THE Citizens' Assembly for Truth issued this statement on June 30, 2005. The assembly was convened by the 'civil society' alliance Citizens for Truth (C4T), the Bishop-Businessmen's Conference for Human Development (BBC-HD), Association of Major Religious Superiors of the Philippines (AMRSP), Pagbabago@Pilipinas, and other organizations which signed the June 17 'civil society' statement.
President Gloria Macapagal Arroyo has finally admitted to being the voice on the so-called Garci Tapes. These tapes have engendered so much frustration and uncertainty among the people in as much they have become political capital of an opposition bereft of credibility and whose motives are therefore suspect. The admission came only after increasingly strident calls for disclosure, even from some of her closest supporters. While most of us commend her for apologizing for her "lapse of judgment", belated though it may be, it leaves so much more questions unanswered. Foremost among these questions are: Did the President engage in electoral fraud in 2004? If there was fraud, who else were involved? What do these say about the moral authority of the President to continue to govern and about the competence and integrity of the COMELEC and our electoral system? Where did the tapes come from?

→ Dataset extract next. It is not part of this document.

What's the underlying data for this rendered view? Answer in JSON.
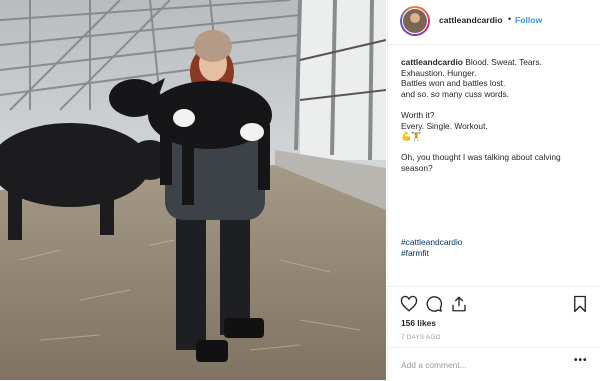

We believe that such questions can only be addressed by an independent fact-finding body tasked with ferreting the truth. This can only succeed if such were made up of persons of known probity and capability. We strongly urge the President to bring about the creation of the independent fact-finding commission by July 25, 2005. At the same time, we from civil society and business shall initiate and sustain our own efforts to seek the truth and safeguard the proceedings of the fact finding commission, as well as to involve the broad citizenry in its process. The investigation of the commission should be public and transparent. The country needs to move forward but only if we can close this sordid affair satisfied that the ends of justice have been met. Let the chips fall where they may. No one, least of all, a president, is above the law. In all these, we stand for the rule of law and for the constitutional processes to be followed.
Sorry is not enough. While the president's admission may give some people cause to forgive, it should be said that she has to give us reason to hope — hope that our political institutions can be reformed to perform their mandated task. Long-promised radical social justice reforms should now be implemented so as to inspire hope among our people.
In particular, the COMELEC should be immediately revamped and key electoral reforms put in place. We urge COMELEC Chairman Benjamin Abalos and all COMELEC Commissioners to step down. Credible appointments should then be made through a transparent and accountable search process.